Introducing Money and Interest Rates Flashcards
(116 cards)
What is money? What is it composed of? What does it also include?
Money is any item or commodity that is generally accepted as a means of payment for goods and services or for repayment of debt, and that serves as an asset to its holder. On the simplest level, money is composed of the bills and coins which have been printed or minted by the National Government (these are called currency). But money also includes the funds stored as electronic entries in one’s checking account and savings account.
Why does the financial system work on an entirely fiduciary basis?
Because money in a modern economy is not directly backed by intrinsic value (e.g., the coin’s weight in gold or silver), the financial system works on an entirely fiduciary basis, relying on the public’s confidence in the established forms of monetary exchange.

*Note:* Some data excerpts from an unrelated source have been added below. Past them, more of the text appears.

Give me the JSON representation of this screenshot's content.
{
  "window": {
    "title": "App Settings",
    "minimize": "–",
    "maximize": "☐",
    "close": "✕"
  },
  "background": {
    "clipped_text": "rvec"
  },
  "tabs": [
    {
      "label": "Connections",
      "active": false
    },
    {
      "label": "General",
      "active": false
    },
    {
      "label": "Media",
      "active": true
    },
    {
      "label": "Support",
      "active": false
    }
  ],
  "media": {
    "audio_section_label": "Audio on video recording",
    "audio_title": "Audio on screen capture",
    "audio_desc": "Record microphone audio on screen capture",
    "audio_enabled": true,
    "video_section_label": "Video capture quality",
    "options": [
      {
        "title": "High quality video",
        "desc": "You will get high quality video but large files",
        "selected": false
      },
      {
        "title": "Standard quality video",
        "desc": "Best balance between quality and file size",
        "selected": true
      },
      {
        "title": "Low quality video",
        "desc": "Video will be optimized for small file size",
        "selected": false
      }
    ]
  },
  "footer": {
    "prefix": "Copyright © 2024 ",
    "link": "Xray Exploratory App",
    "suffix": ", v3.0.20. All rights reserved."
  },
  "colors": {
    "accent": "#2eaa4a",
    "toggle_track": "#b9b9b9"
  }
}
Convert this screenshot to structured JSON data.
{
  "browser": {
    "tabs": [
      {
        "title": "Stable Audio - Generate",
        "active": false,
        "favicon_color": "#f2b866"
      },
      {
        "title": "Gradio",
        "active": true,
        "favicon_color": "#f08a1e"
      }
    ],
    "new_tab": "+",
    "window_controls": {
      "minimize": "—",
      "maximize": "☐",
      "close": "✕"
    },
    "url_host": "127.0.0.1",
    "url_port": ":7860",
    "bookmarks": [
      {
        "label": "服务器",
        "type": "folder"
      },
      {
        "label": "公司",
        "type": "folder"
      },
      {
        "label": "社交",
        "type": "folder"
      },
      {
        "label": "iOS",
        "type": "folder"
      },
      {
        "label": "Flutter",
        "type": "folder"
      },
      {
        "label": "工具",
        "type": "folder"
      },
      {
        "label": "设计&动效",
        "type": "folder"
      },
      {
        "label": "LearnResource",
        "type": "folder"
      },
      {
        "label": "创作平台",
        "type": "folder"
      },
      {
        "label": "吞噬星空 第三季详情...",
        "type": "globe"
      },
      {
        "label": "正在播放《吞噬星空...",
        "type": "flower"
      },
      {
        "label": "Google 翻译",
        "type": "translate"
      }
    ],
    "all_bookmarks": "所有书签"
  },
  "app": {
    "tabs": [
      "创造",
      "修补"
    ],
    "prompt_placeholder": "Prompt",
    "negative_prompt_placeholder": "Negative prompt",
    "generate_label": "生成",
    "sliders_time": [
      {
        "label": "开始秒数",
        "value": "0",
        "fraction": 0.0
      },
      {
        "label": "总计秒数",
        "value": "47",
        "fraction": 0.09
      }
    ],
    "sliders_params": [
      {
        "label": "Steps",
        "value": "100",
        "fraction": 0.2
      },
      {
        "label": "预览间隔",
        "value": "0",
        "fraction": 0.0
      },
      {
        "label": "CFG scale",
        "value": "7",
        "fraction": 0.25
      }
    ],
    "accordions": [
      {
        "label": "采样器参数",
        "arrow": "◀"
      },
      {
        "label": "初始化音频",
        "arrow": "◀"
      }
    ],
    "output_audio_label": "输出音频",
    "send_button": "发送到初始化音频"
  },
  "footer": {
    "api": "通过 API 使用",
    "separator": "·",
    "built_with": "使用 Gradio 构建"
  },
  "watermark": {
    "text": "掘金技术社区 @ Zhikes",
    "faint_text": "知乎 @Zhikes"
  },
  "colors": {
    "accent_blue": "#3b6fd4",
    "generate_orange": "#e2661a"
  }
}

How does money facilitate transactions?
By giving goods and services an easily measured value, money facilitates the billions of transactions that take place every day.
How were transactions done before money was invented? Compare it with money.
Before its invention, people bartered, swapping goods they produced themselves for things they needed from others. Barter is sufficient for simple transactions, but not when the things traded are of differing values, or not available at the same time.
Money, by contrast, has a recognized uniform value and is widely accepted.
What are those that control a country’s economy?
Today it is the nation’s government and central bank that control a country’s economy.
What is the Federal Reserve?
The Federal Reserve (known as “The Fed”) is the central bank in the US. The Fed issues currency, determines how much of it is in circulation, and decides how much interest it will charge banks to borrow its money.
What is the central bank in the Philippines?
In the Philippines, the central bank that controls the country’s economy is the “Bangko Sentral ng Pilipinas”.
Does money still need to exist as physical coins or notes?
While government still print and guarantee money, in today’s world it no longer needs to exist as physical coins or notes, but can be found solely in digital form.
List the defining characteristics of money.
Money must have the following as a means of exchange:
1. Value
2. Durability
3. Portability
4. Uniformity
5. Divisibility
6. Limited supply
7. Usability
What underlies all the characteristics of money?
Trust
Explain the importance of trust as the underlying factor of all the characteristics of money.
Trust is crucial because people must be confident that if they accept money, it can be used to pay for goods.
How does money act as a STORE OF VALUE?
Money serves as a store of value, allowing people to store wealth for future use. It must be non-perishable and of practical size for easy storage and transportation.
How does money function as an ITEM OF WORTH?
Originally, money often had intrinsic value, like precious metals in coins, which acted as a GUARANTEE for its acceptance. Now it has nominal value.
Explain the concept of money as a MEANS OF EXCHANGE and its importance in facilitating transactions.
Money serves as a means of exchange, enabling the smooth exchange of goods and services. Its value should be stable, and it should be easily divisible, with sufficient denominations to provide change.
What is the role of money as a UNIT OF ACCOUNT, and why is it helpful to have one recognized authority issuing money?
Money functions as a unit of account, allowing individuals and nations to record wealth possessed, traded, or spent. Having one recognized authority issuing money is crucial to maintaining trust in its value.
What would happen if anyone could issue money?
Trust in its stability would diminish.
Define money’s role as a STANDARD OF DEFERRED PAYMENT and explain its significance. What does this function enhance?
It allows for transactions where payment is postponed to a future date. This characteristic enhances the flexibility and efficiency of economic transactions.
Enumerate all the functions of money.
- Store of value
- Unit of account
- Means of exchange
- Item of Worth
- Standard of Deferred Payment
Provide the time when bartering started and ended.
10,000–30,000 BCE
Who is Adam Smith?
Author of The Wealth of the Nations, he was one of those who recognized barter as the precursor to money.
Explain the advantages of barter.
- Trading relationship - Fosters strong links between partners.
- Physical goods are exchanged - Barter does not rely on trust that money will retain its value.
Explain the disadvantages of barter.
- Market needed – Both parties must want what the other offers.
- Hard to establish a set value on items – Two goats may have a certain value to one party one day, but less a week later.
- Goods may not be easily divisible – For example, a living animal cannot be divided.
- Large-scale transactions can be difficult – Transporting one goat is easy, moving 1,000 is not.
When did trade records start appearing?
7000 BCE
Explain coinage. When was it established and until when?
Defined weights of precious metals used by some merchants were later formalized as coins that were usually issued by states (600 BCE-1100CE).